Work done by the Magnetic Force

Question

The magnetic part of the Lorentz force acts perpendicular to the charge's velocity, and consequently does zero work on it. Can we extrapolate this statement to say that such a nature of the force essentially makes its corresponding work independent of the choice of path, and hence that the magnetic force is conservative?

Answer 1

Not really, because the magnetic force is velocity dependent, not solely position dependent, so you can't extrapolate from knowing the integral along a path is zero to the conclusion that the force is the gradient of a potential.

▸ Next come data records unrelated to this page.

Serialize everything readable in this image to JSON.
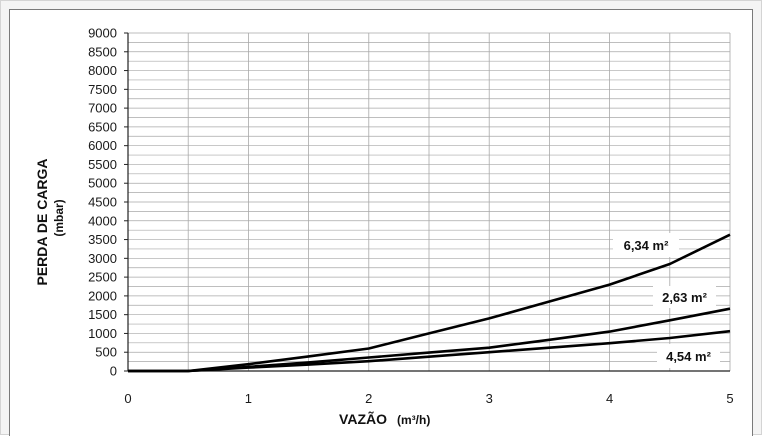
{
  "chart_data": {
    "type": "line",
    "title": "",
    "xlabel": "VAZÃO",
    "xlabel_unit": "(m³/h)",
    "ylabel": "PERDA DE CARGA",
    "ylabel_unit": "(mbar)",
    "xlim": [
      0,
      5
    ],
    "ylim": [
      0,
      9000
    ],
    "x_ticks": [
      "0",
      "1",
      "2",
      "3",
      "4",
      "5"
    ],
    "y_ticks": [
      "0",
      "500",
      "1000",
      "1500",
      "2000",
      "2500",
      "3000",
      "3500",
      "4000",
      "4500",
      "5000",
      "5500",
      "6000",
      "6500",
      "7000",
      "7500",
      "8000",
      "8500",
      "9000"
    ],
    "grid": true,
    "line_color": "#000000",
    "series": [
      {
        "name": "6,34 m²",
        "x": [
          0,
          0.5,
          1,
          1.5,
          2,
          2.5,
          3,
          3.5,
          4,
          4.5,
          5
        ],
        "values": [
          0,
          0,
          180,
          390,
          600,
          1000,
          1400,
          1850,
          2300,
          2850,
          3630
        ]
      },
      {
        "name": "2,63 m²",
        "x": [
          0,
          0.5,
          1,
          1.5,
          2,
          2.5,
          3,
          3.5,
          4,
          4.5,
          5
        ],
        "values": [
          0,
          0,
          110,
          230,
          360,
          490,
          620,
          830,
          1050,
          1350,
          1660
        ]
      },
      {
        "name": "4,54 m²",
        "x": [
          0,
          0.5,
          1,
          1.5,
          2,
          2.5,
          3,
          3.5,
          4,
          4.5,
          5
        ],
        "values": [
          0,
          0,
          90,
          170,
          260,
          380,
          500,
          620,
          740,
          880,
          1060
        ]
      }
    ]
  }
}
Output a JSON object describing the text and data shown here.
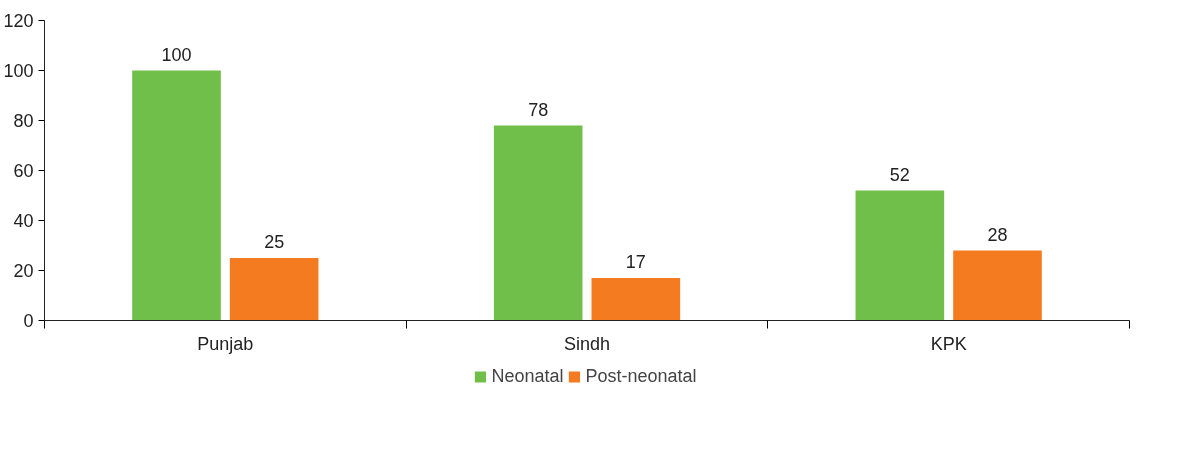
{
  "chart_data": {
    "type": "bar",
    "categories": [
      "Punjab",
      "Sindh",
      "KPK"
    ],
    "series": [
      {
        "name": "Neonatal",
        "color": "#70bf4a",
        "values": [
          100,
          78,
          52
        ]
      },
      {
        "name": "Post-neonatal",
        "color": "#f47b20",
        "values": [
          25,
          17,
          28
        ]
      }
    ],
    "ylim": [
      0,
      120
    ],
    "yticks": [
      0,
      20,
      40,
      60,
      80,
      100,
      120
    ],
    "grid": false,
    "legend": "bottom",
    "data_labels": true
  }
}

What you can do is make an analog of the potential argument for the momentum components, so that the magnetic field is the curl of a vector potential. This argument can be made physically for conservation of momentum around a space-time loop, much like the conservation of energy follows from the integral of the force along a space-loop.

This is explained here: Does a static electric field and the conservation of momentum give rise to a relationship between $E$, $t$, and some path $s$?

Answer 2

Work done by net magnetic force is zero. But one of its components may not be zero. As we had seen when block slips from an angle on incline plane, its normal was zero, but its horizontal component helped it to move.

Answer 3

Well, the work is zero regardless of the path you take, so in this sense the magnetic force is (trivially) conservative.

Answer 4

Work done by the magnetic force is indeed zero.

$F_m=q[V \times B]$

$dW=q[V \times B].dr

 =q[V\times B]Vdt=0$</p>

Consequently for work done along some arbitrary path from A to B$$=\int_A^B dW=0$$

Work done by the magnetic force is independent of path[and equal to zero for all such paths]

However we may have the following interesting consideration:

Let $V=V_1+V_2$

[We may choose $V_1$ and $V_2 $so that $V_1,V_2$ and $B$ are not in the same plane]

$dW=0=q[(V_1+V_2)\times B](V_1+V_2)dt$

$=q[V_1 \times B]V_1+q[V_1 \times B]V_2+q[V_2 \times B]V_1+q[V_2 \times B]V_2$

$0=q[V_1 \times B]V_2+q[V_2 \times B]V_1$

The quantities $q[V_1 \times B]V_2 $and $q[V_2 \times B]V_1$ may not be zero individually[considering tha fact that$ V_1,V_2$ and $B$ do not lie in the same plane according to our choice] though their sum is zero.We might think of using either of them for some technological purpose.

Answer 5

From here: http://en.wikipedia.org/wiki/Conservative_force

Many forces (particularly those that depend on velocity) are not force fields. In these cases, the above three conditions are not mathematically equivalent. For example, the magnetic force satisfies condition 2 (since the work done by a magnetic field on a charged particle is always zero), but does not satisfy condition 3, and condition 1 is not even defined (the force is not a vector field, so one cannot evaluate its curl). Accordingly, some authors classify the magnetic force as conservative,[3] while others do not.[4] The magnetic force is an unusual case; most velocity-dependent forces, such as friction, do not satisfy any of the three conditions, and therefore are unambiguously nonconservative.

So it is just a matter of definitions.